With the arrival of 2020 and the global sulphur cap, much has changed in the marine industry – and is still changing. When it comes to fuel sulphur limits, exhaust gas cleaning and scrubber technology, it can be difficult to sort out the facts and to understand what they really mean. In her blog, The Emissions Compliance Corner, Kate Schrøder Jensen is working to change that
As Alfa Laval’s specialist in emissions regulations, Ms Jensen is in a unique position to offer insights. In the course of her work, she follows the development and implementation of marine emissions regulations, serving as Alfa Laval’s liaison with MARPOL. That places her where decisions are being made, for example at IMO’s MEPC meetings. Moreover, it puts her in contact with some of the authorities that interpret them, such as ports and class societies.
Ms Jensen, who has a degree in thermal energy from Aalborg University and has also worked with alternative fuels, has supported the Alfa Laval PureSOx scrubber team since 2010. In her interactions with regulatory officials, she is thus at an important crossroads between policy and technological feasibility. “The legislation has to reflect what’s actually possible, which is why engineers need to be involved in the process,” she says. “The legislators actually need the opinions of suppliers, in order to be sure that the demands are technically achievable. My job is a sort of lookout post, where I help make sure that things can move ahead smoothly.”
In other words, Ms Jensen is actively involved in reviewing and discussing the guidelines that affect scrubbers and set the framework for exhaust gas cleaning. However, she is clear that she does not make policy itself. “Alfa Laval is very strict about not interfering with political decisions,” she says. “My job and my arguments are solely on a technology-based level, where they are always grounded in hard evidence.”
The same is true for Ms Jensen’s statements in the blog, where she closely follows the discussion in the marine industry. “I hear a lot of rumours and confusion about fuel sulphur limits, exhaust gas cleaning, scrubber technology and more,” she says. “I really want to clear up the common misconceptions, so that marine customers can have a clear view of the compliance rules – and the technical and financial considerations associated with them.”

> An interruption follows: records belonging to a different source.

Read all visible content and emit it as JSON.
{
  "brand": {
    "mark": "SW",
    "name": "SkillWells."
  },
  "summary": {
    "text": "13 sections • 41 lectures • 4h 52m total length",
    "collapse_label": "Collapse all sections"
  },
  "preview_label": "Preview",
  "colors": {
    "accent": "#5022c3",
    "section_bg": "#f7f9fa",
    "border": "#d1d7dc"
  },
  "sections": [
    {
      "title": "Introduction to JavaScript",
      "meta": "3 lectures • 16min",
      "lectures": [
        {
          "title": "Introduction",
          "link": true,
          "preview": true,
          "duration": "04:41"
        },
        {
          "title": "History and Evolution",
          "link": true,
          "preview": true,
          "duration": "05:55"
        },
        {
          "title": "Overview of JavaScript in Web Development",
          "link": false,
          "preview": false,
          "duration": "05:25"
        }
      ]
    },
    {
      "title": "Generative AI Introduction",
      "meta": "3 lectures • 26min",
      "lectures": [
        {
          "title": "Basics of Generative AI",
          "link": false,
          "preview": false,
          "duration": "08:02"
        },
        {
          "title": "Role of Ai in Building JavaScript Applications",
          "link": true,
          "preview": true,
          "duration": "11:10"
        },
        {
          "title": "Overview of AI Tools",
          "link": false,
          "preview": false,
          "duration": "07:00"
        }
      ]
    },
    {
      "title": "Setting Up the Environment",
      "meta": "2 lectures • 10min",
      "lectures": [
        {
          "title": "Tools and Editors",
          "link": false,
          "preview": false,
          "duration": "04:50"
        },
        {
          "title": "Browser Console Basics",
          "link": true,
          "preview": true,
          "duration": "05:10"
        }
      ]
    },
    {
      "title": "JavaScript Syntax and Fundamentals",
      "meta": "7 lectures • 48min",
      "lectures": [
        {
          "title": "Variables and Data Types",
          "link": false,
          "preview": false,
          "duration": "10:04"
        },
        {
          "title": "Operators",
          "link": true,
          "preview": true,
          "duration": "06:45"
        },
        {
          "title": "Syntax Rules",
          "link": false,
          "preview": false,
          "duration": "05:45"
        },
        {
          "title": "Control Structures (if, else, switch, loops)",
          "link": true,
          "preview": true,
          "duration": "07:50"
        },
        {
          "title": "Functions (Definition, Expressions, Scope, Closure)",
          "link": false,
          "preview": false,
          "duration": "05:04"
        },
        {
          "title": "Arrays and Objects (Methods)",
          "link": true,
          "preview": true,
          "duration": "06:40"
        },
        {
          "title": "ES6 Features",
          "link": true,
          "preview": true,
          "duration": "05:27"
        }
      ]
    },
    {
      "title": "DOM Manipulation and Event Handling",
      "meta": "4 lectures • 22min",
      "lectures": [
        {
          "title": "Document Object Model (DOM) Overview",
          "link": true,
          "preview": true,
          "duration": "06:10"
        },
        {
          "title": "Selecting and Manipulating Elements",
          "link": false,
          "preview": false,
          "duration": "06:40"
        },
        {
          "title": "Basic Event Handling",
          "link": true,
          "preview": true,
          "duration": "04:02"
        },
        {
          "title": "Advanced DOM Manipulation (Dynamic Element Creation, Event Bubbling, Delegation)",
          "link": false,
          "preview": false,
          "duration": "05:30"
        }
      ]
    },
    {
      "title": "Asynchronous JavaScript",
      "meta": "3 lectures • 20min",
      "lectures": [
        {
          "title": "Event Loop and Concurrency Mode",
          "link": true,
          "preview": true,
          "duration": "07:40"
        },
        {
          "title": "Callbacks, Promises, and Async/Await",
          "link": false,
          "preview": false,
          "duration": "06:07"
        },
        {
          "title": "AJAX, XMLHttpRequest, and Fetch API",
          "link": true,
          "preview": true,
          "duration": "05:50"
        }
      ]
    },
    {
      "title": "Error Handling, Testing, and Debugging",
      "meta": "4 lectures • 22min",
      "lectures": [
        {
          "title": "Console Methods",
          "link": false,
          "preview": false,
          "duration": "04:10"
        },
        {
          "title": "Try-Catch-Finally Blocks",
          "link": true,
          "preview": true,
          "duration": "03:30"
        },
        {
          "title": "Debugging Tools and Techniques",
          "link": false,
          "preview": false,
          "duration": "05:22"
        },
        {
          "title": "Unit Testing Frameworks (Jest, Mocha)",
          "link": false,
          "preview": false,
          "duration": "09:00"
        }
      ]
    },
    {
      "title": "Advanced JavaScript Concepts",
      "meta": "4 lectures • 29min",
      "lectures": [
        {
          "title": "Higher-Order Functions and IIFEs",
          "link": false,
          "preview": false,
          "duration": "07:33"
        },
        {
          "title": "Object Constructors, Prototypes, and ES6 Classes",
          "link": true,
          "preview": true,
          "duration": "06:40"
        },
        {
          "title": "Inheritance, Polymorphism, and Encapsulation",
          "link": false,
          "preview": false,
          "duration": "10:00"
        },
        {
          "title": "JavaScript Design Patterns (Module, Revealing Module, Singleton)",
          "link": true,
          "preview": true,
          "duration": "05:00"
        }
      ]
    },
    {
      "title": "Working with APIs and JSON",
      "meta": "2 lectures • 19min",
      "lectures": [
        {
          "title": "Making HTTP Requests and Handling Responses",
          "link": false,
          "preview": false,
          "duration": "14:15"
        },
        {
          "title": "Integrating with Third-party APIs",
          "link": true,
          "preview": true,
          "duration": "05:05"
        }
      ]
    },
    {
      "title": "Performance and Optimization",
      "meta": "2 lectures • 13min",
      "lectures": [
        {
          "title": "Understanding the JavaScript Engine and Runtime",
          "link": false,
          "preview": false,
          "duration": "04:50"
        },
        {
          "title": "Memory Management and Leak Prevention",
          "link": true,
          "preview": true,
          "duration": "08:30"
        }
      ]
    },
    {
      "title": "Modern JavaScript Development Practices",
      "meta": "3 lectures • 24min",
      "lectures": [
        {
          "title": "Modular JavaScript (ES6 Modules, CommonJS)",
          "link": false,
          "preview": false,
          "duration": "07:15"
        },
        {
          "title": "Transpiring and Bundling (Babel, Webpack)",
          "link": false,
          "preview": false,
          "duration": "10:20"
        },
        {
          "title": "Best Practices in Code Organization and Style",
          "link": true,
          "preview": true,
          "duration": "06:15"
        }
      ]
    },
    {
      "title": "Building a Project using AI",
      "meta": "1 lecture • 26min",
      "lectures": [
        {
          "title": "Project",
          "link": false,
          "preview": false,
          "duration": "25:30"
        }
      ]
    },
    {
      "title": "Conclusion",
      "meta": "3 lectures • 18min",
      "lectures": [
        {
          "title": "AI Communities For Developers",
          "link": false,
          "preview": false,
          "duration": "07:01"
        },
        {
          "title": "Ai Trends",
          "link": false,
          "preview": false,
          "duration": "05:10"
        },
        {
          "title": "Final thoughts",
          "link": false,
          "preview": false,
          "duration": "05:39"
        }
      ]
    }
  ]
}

In the blog, Ms Jensen also takes time to look forward, exploring where emissions regulations and compliance solutions may be headed. “I don’t have a crystal ball that can see into the future,” she says. “But what I do have is a good amount of insight, which comes from talking so frequently to the rule makers and working so closely with scrubber engineers and experts. I cannot say with certainty what will happen, but I can point out what may be on the horizon.”